Would Hitler have threatened America? I think eventually he would have, if Nazi Germany had managed to crush Europe and the Soviet Union first. Thankfully we did not have find out the hard way.
My question was this: If Haditha makes our presence in Iraq illegitimate, does the firebombing of Dresden also make WWII illegitimate? The loss of civilian life was far higher in Dresden than in Haditha.
And as for Iraq – have you not heard about the new democratic government there? The Iraqi people now have a chance at democracy, something they never had under Saddam. The willingness of the anti-war movement to gloss over this is astounding.
Severian is right – let’s wait for the investigation to be concluded.

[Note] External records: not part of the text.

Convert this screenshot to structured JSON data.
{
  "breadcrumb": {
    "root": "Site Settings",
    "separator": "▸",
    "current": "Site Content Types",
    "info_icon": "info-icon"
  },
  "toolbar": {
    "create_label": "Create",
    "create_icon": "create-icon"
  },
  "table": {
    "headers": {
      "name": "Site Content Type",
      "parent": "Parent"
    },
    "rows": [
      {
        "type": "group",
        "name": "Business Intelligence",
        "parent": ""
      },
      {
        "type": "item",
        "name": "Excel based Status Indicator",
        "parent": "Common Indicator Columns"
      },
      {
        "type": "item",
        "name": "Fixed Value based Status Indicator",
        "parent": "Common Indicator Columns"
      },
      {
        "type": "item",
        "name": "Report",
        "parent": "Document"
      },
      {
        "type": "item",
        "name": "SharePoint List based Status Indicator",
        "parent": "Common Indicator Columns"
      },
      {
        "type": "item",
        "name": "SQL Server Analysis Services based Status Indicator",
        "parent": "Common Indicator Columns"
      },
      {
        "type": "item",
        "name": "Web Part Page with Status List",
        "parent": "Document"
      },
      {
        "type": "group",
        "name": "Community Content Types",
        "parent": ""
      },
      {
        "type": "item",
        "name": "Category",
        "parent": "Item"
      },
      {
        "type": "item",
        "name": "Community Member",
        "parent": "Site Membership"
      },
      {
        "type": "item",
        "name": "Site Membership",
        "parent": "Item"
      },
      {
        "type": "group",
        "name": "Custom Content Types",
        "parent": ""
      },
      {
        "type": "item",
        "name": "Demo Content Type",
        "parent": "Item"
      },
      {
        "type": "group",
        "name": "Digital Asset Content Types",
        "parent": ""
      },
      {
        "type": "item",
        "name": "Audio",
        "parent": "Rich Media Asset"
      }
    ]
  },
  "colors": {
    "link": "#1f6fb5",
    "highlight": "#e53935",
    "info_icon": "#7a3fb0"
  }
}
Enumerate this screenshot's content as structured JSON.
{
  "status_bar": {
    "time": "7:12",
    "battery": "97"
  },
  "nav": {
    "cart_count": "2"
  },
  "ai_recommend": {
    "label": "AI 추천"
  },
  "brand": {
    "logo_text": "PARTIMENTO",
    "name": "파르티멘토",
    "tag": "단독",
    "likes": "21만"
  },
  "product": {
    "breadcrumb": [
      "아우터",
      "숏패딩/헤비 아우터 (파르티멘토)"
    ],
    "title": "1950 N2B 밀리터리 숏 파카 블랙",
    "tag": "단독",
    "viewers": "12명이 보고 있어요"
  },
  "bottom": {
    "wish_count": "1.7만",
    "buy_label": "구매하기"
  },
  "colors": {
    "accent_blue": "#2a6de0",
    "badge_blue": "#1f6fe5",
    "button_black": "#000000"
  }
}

I have to clear up a possible misconception about my earlier posts. Even if one takes the harshest possible view of the Dresden firebombing – that it was a war crime unjustified by military necessity – that in no way, shape or form makes the moral case for Nazi Germany. Nazism, Communism, Fascism, Islamofascism – they are all ugly assaults on humanity and I detest them all. We can second-guess how WWII was fought, but the end of the Third Reich is good no matter how you slice it. I wish the anti-war movement would realize the same is true in Iraq and the end of Saddam’s reign.
They think they can’t afford too Mwa. They’re focusing on 2008, and feel they can’t overcome the reticence of the electorate too change parties during a war. Coupled with their lack of any plan they can actual share with the electorate (Socialism always gets kicked to the curb by the average American regardless of party), I personally give them 1 chance in 10. Not good odds.
- Bang
- Anyone seen Bak lately?
“…and that’s why atrocities such as Haditha do delegitimize the US war there.”
At least Jacob is finaly being honest. He really doesn’t support the troops.
This is the new line from the left, folks. Get ready for more of it.
More to the point though, to people like jacob, unless our troops do everything perfectly all of the time, the entire effort is illigitmate. The terrorist insurgents, however, are allowed to murder and pillage at will with nary a word of criticism. If one police officer abuses a suspect, is law enforcement as a whole illigitimate? of course not, yet that is the argument Jacob and his sort are making.